Ils se séparèrent. Pendant toute cette conversation, d'Artagnan n'avait pas une seconde perdu de vue certain cheval de charge dans les paniers duquel, sous du foin, s'épanouissaient les sacoches avec le portemanteau: Neuf heures du soir sonnaient à Saint-Merri; les garçons de Planchet fermaient la boutique. D'Artagnan arrêta le postillon qui conduisait le cheval de charge au coin de la rue des Lombards, sous un auvent, et, appelant un garçon de Planchet, il lui donna à garder non seulement les deux chevaux, mais encore le postillon; après quoi, il entra chez l'épicier dont le souper venait de finir, et qui, dans son entresol, consultait avec une certaine anxiété le calendrier sur lequel il rayait chaque soir le jour qui venait de finir. Au moment où, selon son habitude quotidienne, Planchet, du dos de sa plume, biffait en soupirant le jour écoulé, d'Artagnan heurta du pied le seuil de la porte, et le choc fit sonner son éperon de fer.
– Ah mon Dieu! cria Planchet.
Le digne épicier n'en put dire davantage; il venait d'apercevoir son associé.
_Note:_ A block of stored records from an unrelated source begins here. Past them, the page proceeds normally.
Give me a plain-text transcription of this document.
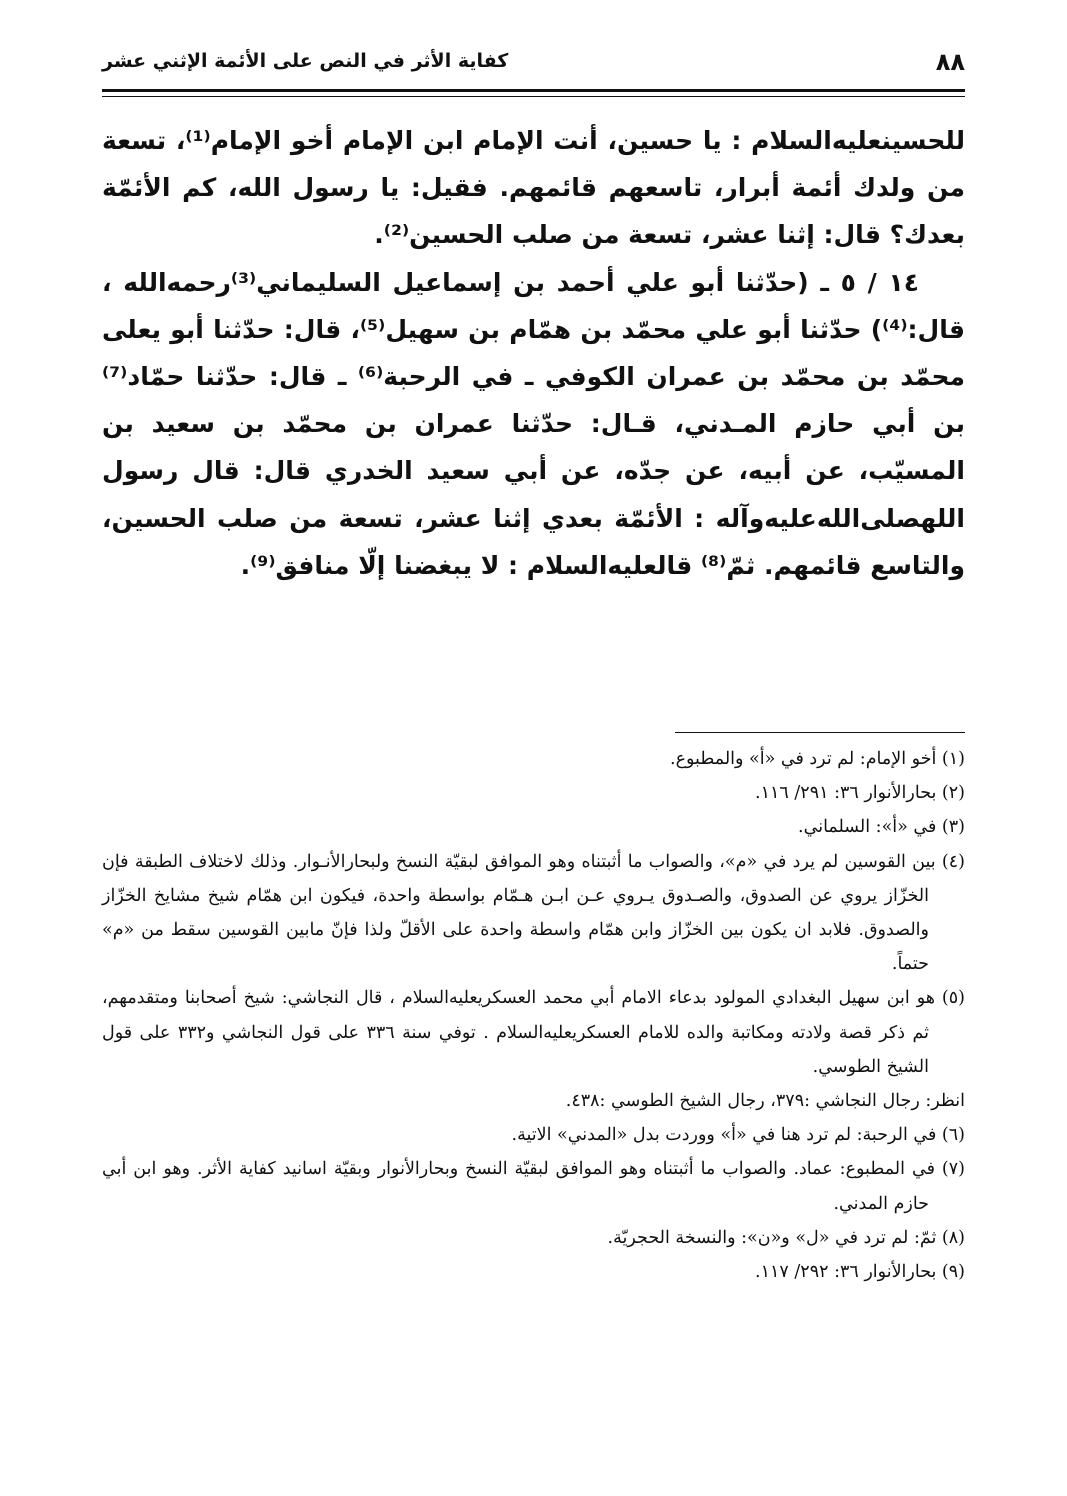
٨٨
كفاية الأثر في النص على الأئمة الإثني عشر

للحسينعليه‌السلام : يا حسين، أنت الإمام ابن الإمام أخو الإمام⁽¹⁾، تسعة من ولدك أئمة أبرار، تاسعهم قائمهم. فقيل: يا رسول الله، كم الأئمّة بعدك؟ قال: إثنا عشر، تسعة من صلب الحسين⁽²⁾.

١٤ / ٥ ـ (حدّثنا أبو علي أحمد بن إسماعيل السليماني⁽³⁾رحمه‌الله ، قال:⁽⁴⁾) حدّثنا أبو علي محمّد بن همّام بن سهيل⁽⁵⁾، قال: حدّثنا أبو يعلى محمّد بن محمّد بن عمران الكوفي ـ في الرحبة⁽⁶⁾ ـ قال: حدّثنا حمّاد⁽⁷⁾ بن أبي حازم المـدني، قـال: حدّثنا عمران بن محمّد بن سعيد بن المسيّب، عن أبيه، عن جدّه، عن أبي سعيد الخدري قال: قال رسول اللهصلى‌الله‌عليه‌وآله : الأئمّة بعدي إثنا عشر، تسعة من صلب الحسين، والتاسع قائمهم. ثمّ⁽⁸⁾ قالعليه‌السلام : لا يبغضنا إلّا منافق⁽⁹⁾.

(١) أخو الإمام: لم ترد في «أ» والمطبوع.

(٢) بحارالأنوار ٣٦: ٢٩١/ ١١٦.

(٣) في «أ»: السلماني.

(٤) بين القوسين لم يرد في «م»، والصواب ما أثبتناه وهو الموافق لبقيّة النسخ ولبحارالأنـوار. وذلك لاختلاف الطبقة فإن الخزّاز يروي عن الصدوق، والصـدوق يـروي عـن ابـن هـمّام بواسطة واحدة، فيكون ابن همّام شيخ مشايخ الخزّاز والصدوق. فلابد ان يكون بين الخزّاز وابن همّام واسطة واحدة على الأقلّ ولذا فإنّ مابين القوسين سقط من «م» حتماً.

(٥) هو ابن سهيل البغدادي المولود بدعاء الامام أبي محمد العسكريعليه‌السلام ، قال النجاشي: شيخ أصحابنا ومتقدمهم، ثم ذكر قصة ولادته ومكاتبة والده للامام العسكريعليه‌السلام . توفي سنة ٣٣٦ على قول النجاشي و٣٣٢ على قول الشيخ الطوسي.

انظر: رجال النجاشي :٣٧٩، رجال الشيخ الطوسي :٤٣٨.

(٦) في الرحبة: لم ترد هنا في «أ» ووردت بدل «المدني» الاتية.

(٧) في المطبوع: عماد. والصواب ما أثبتناه وهو الموافق لبقيّة النسخ وبحارالأنوار وبقيّة اسانيد كفاية الأثر. وهو ابن أبي حازم المدني.

(٨) ثمّ: لم ترد في «ل» و«ن»: والنسخة الحجريّة.

(٩) بحارالأنوار ٣٦: ٢٩٢/ ١١٧.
D'Artagnan entra le dos voûté, l'œil morne. Le Gascon avait son idée à l'endroit de Planchet.
«Bon Dieu! pensa l'épicier en regardant le voyageur, il est triste!»
Le mousquetaire s'assit.
– Cher monsieur d'Artagnan, dit Planchet avec un horrible battement de cœur, vous voilà! et la santé?
– Assez bonne, Planchet, assez bonne, dit d'Artagnan en poussant un soupir.
– Vous n'avez point été blessé, j'espère?
– Peuh!
– Ah! je vois, continua Planchet de plus en plus alarmé, l'expédition a été rude?
– Oui, fit d'Artagnan.
Un frisson courut par tout le corps de Planchet.